2. Darüber hinaus ist die Verwendung des aus dem Zusammenhang gerissenen Zitats auch deshalb irreführend, weil es die Gesamtaussage des Service-Reports in Bezug auf die Antragsgegnerin sinnentstellend wiedergibt und damit ein unzutreffender Eindruck erweckt wird. Zwar findet sich die zitierte Aussage so in dem Artikel wieder. Insgesamt wird auch die Antragsgegnerin in der Veröffentlichung aber deutlich negativ bewertet, so heißt es in dem Artikel (S. 84, mittlere Spalte) über die Antragsgegnerin auch:
"So machte die Berliner Firma […] zwar die meisten Vorschläge, nur waren fast alle von vornherein unbrauchbar. Denn entweder erwiesen sich die Männer als viel älter oder kleiner als die Testerin oder sie waren entgegen dem ausdrücklichen Wunsch Raucher. Auf die per Foto getroffene Vorauswahl ging die Agentur nur teilweise ein, da viele Wunschpartner für eine Vermittlung nicht mehr zur Verfügung standen."
Nach Auffassung des Gerichts handelt die Antragsgegnerin unlauter, wenn sie mit der beanstandeten Aussage, die einzige einigermaßen positive Äußerung aus dem Artikel isoliert aufgreift und so versucht, sich unter Nennung der renommierten und unter Verbrauchern hohes Ansehen genießenden Stiftung Warentest, positiv von ihren Mitbewerbern abzusetzen.

3. Daneben ist die Verwendung eines 15 Jahre alten Erfahrungsberichts über Dienstleistungen nach Auffassung des Gerichts zur Irreführung geeignet, weil wegen des großen Abstands zwischen der Nutzung in der Werbung und der Publikation nicht davon ausgegangen werden kann, dass die damaligen Ergebnisse nach wie vor unverändert zutreffen.

Nach § 5 Abs. 2 Nr. 1 UWG ist eine Werbung mit älteren Testergebnissen dann nicht irreführend, wenn der Zeitpunkt der Veröffentlichung erkennbar gemacht wird und die angebotenen Waren mit den seinerzeit geprüften gleich sind, technisch nicht durch neuere Entwicklungen überholt sind und für solche Waren auch keine neueren Prüfungsergebnisse vorliegen.

Davon, dass die damals von der Antragstellerin angebotene Dienstleistung mit der aktuell angebotenen übereinstimmt, kann nicht ausgegangen werden.

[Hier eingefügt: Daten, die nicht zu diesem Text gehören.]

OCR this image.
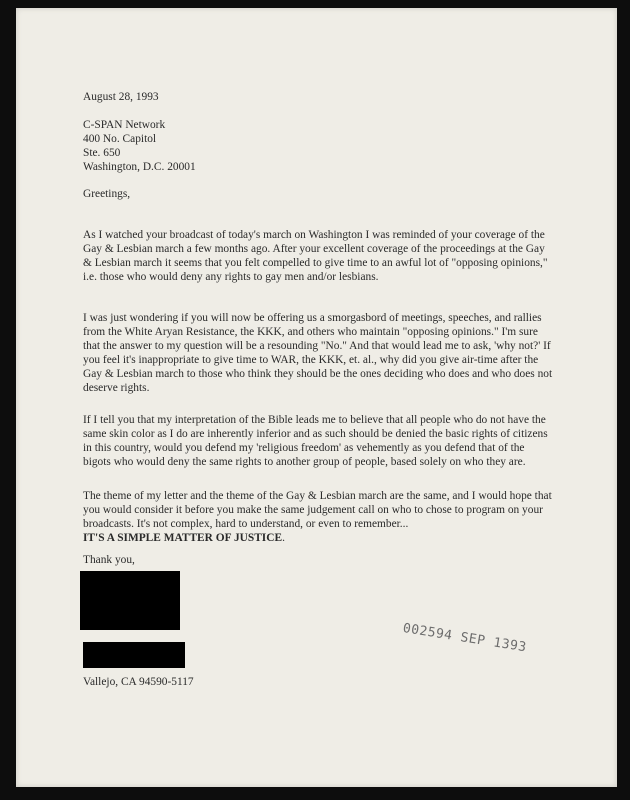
August 28, 1993

C-SPAN Network
400 No. Capitol
Ste. 650
Washington, D.C. 20001

Greetings,

As I watched your broadcast of today's march on Washington I was reminded of your coverage of the Gay & Lesbian march a few months ago. After your excellent coverage of the proceedings at the Gay & Lesbian march it seems that you felt compelled to give time to an awful lot of "opposing opinions," i.e. those who would deny any rights to gay men and/or lesbians.

I was just wondering if you will now be offering us a smorgasbord of meetings, speeches, and rallies from the White Aryan Resistance, the KKK, and others who maintain "opposing opinions." I'm sure that the answer to my question will be a resounding "No." And that would lead me to ask, 'why not?' If you feel it's inappropriate to give time to WAR, the KKK, et. al., why did you give air-time after the Gay & Lesbian march to those who think they should be the ones deciding who does and who does not deserve rights.

If I tell you that my interpretation of the Bible leads me to believe that all people who do not have the same skin color as I do are inherently inferior and as such should be denied the basic rights of citizens in this country, would you defend my 'religious freedom' as vehemently as you defend that of the bigots who would deny the same rights to another group of people, based solely on who they are.

The theme of my letter and the theme of the Gay & Lesbian march are the same, and I would hope that you would consider it before you make the same judgement call on who to chose to program on your broadcasts. It's not complex, hard to understand, or even to remember...
IT'S A SIMPLE MATTER OF JUSTICE.

Thank you,

Vallejo, CA 94590-5117

002594 SEP 1393
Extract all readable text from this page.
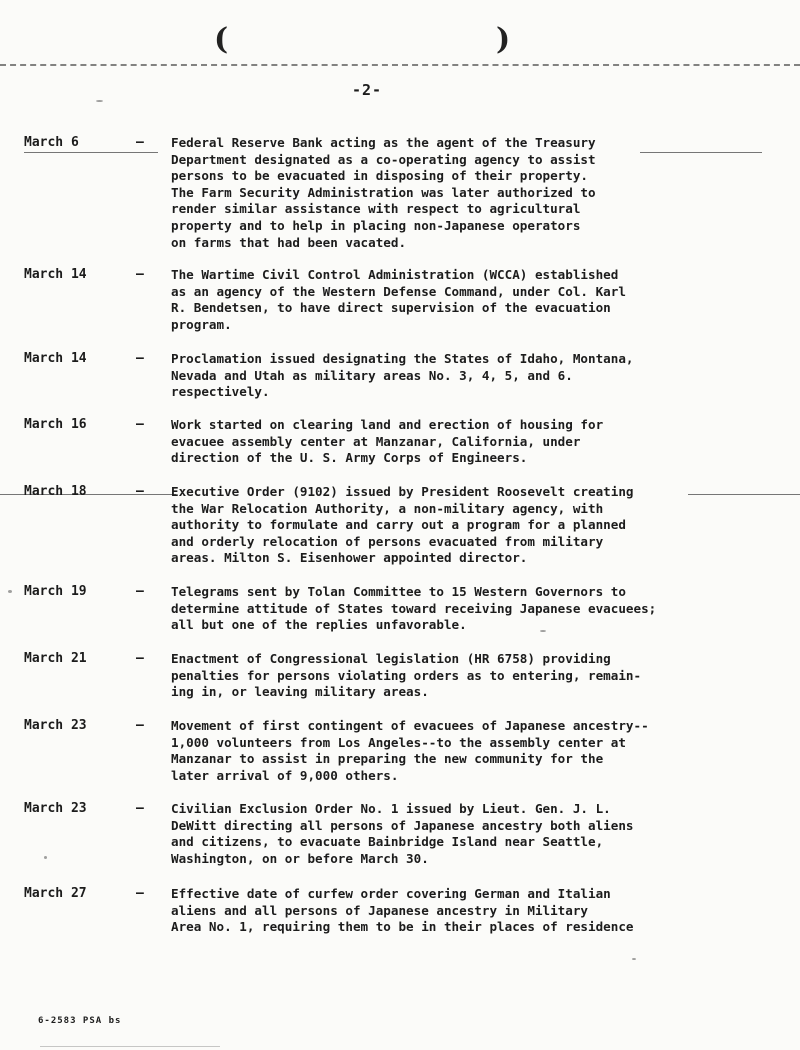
(	)
-2-
March 6	— Federal Reserve Bank acting as the agent of the Treasury
Department designated as a co-operating agency to assist
persons to be evacuated in disposing of their property.
The Farm Security Administration was later authorized to
render similar assistance with respect to agricultural
property and to help in placing non-Japanese operators
on farms that had been vacated.
March 14	— The Wartime Civil Control Administration (WCCA) established
as an agency of the Western Defense Command, under Col. Karl
R. Bendetsen, to have direct supervision of the evacuation
program.
March 14	— Proclamation issued designating the States of Idaho, Montana,
Nevada and Utah as military areas No. 3, 4, 5, and 6.
respectively.
March 16	— Work started on clearing land and erection of housing for
evacuee assembly center at Manzanar, California, under
direction of the U. S. Army Corps of Engineers.
March 18	— Executive Order (9102) issued by President Roosevelt creating
the War Relocation Authority, a non-military agency, with
authority to formulate and carry out a program for a planned
and orderly relocation of persons evacuated from military
areas. Milton S. Eisenhower appointed director.
March 19	— Telegrams sent by Tolan Committee to 15 Western Governors to
determine attitude of States toward receiving Japanese evacuees;
all but one of the replies unfavorable.
March 21	— Enactment of Congressional legislation (HR 6758) providing
penalties for persons violating orders as to entering, remain-
ing in, or leaving military areas.
March 23	— Movement of first contingent of evacuees of Japanese ancestry--
1,000 volunteers from Los Angeles--to the assembly center at
Manzanar to assist in preparing the new community for the
later arrival of 9,000 others.
March 23	— Civilian Exclusion Order No. 1 issued by Lieut. Gen. J. L.
DeWitt directing all persons of Japanese ancestry both aliens
and citizens, to evacuate Bainbridge Island near Seattle,
Washington, on or before March 30.
March 27	— Effective date of curfew order covering German and Italian
aliens and all persons of Japanese ancestry in Military
Area No. 1, requiring them to be in their places of residence
6-2583 PSA bs
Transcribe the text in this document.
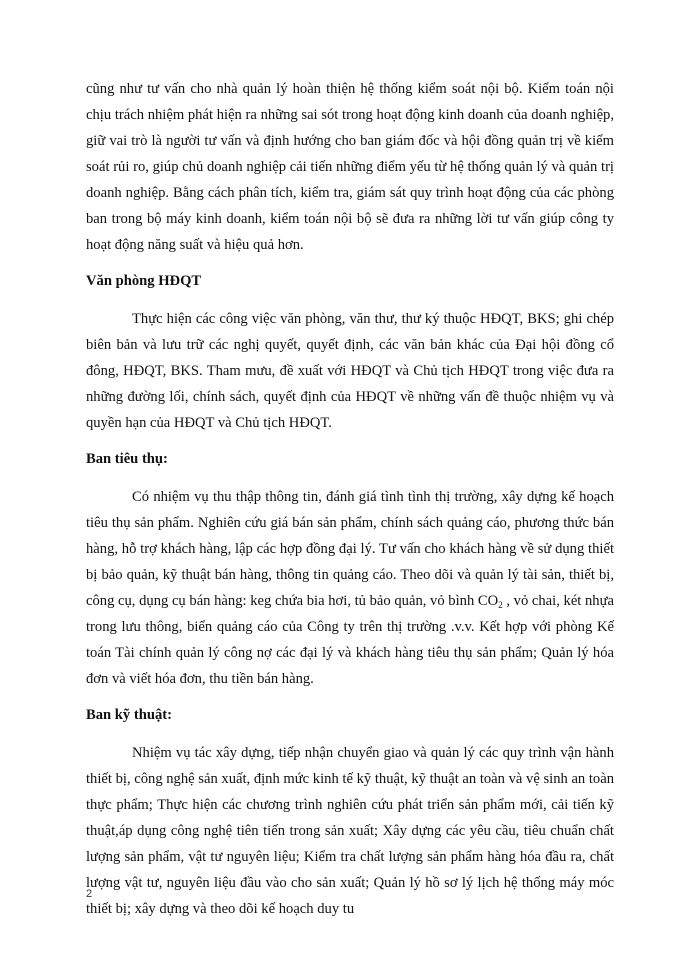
cũng như tư vấn cho nhà quản lý hoàn thiện hệ thống kiểm soát nội bộ. Kiểm toán nội chịu trách nhiệm phát hiện ra những sai sót trong hoạt động kinh doanh của doanh nghiệp, giữ vai trò là người tư vấn và định hướng cho ban giám đốc và hội đồng quản trị về kiểm soát rủi ro, giúp chủ doanh nghiệp cải tiến những điểm yếu từ hệ thống quản lý và quản trị doanh nghiệp. Bằng cách phân tích, kiểm tra, giám sát quy trình hoạt động của các phòng ban trong bộ máy kinh doanh, kiểm toán nội bộ sẽ đưa ra những lời tư vấn giúp công ty hoạt động năng suất và hiệu quả hơn.

Văn phòng HĐQT

Thực hiện các công việc văn phòng, văn thư, thư ký thuộc HĐQT, BKS; ghi chép biên bản và lưu trữ các nghị quyết, quyết định, các văn bản khác của Đại hội đồng cổ đông, HĐQT, BKS. Tham mưu, đề xuất với HĐQT và Chủ tịch HĐQT trong việc đưa ra những đường lối, chính sách, quyết định của HĐQT về những vấn đề thuộc nhiệm vụ và quyền hạn của HĐQT và Chủ tịch HĐQT.

Ban tiêu thụ:

Có nhiệm vụ thu thập thông tin, đánh giá tình tình thị trường, xây dựng kế hoạch tiêu thụ sản phẩm. Nghiên cứu giá bán sản phẩm, chính sách quảng cáo, phương thức bán hàng, hỗ trợ khách hàng, lập các hợp đồng đại lý. Tư vấn cho khách hàng về sử dụng thiết bị bảo quản, kỹ thuật bán hàng, thông tin quảng cáo. Theo dõi và quản lý tài sản, thiết bị, công cụ, dụng cụ bán hàng: keg chứa bia hơi, tủ bảo quản, vỏ bình $CO_2$ , vỏ chai, két nhựa trong lưu thông, biển quảng cáo của Công ty trên thị trường .v.v. Kết hợp với phòng Kế toán Tài chính quản lý công nợ các đại lý và khách hàng tiêu thụ sản phẩm; Quản lý hóa đơn và viết hóa đơn, thu tiền bán hàng.

Ban kỹ thuật:

Nhiệm vụ tác xây dựng, tiếp nhận chuyển giao và quản lý các quy trình vận hành thiết bị, công nghệ sản xuất, định mức kinh tế kỹ thuật, kỹ thuật an toàn và vệ sinh an toàn thực phẩm; Thực hiện các chương trình nghiên cứu phát triển sản phẩm mới, cải tiến kỹ thuật,áp dụng công nghệ tiên tiến trong sản xuất; Xây dựng các yêu cầu, tiêu chuẩn chất lượng sản phẩm, vật tư nguyên liệu; Kiểm tra chất lượng sản phẩm hàng hóa đầu ra, chất lượng vật tư, nguyên liệu đầu vào cho sản xuất; Quản lý hồ sơ lý lịch hệ thống máy móc thiết bị; xây dựng và theo dõi kế hoạch duy tu

2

Im Entscheidungsfall spricht schon der Abstand von 15 Jahren dafür, dass das damalige Untersuchungsergebnis in Bezug auf die Antragstellerin so nicht mehr zutrifft.

Die Kostenentscheidung beruht auf § 91 Abs. 1 ZPO.

Eine Entscheidung zur vorläufigen Vollstreckbarkeit ist entbehrlich.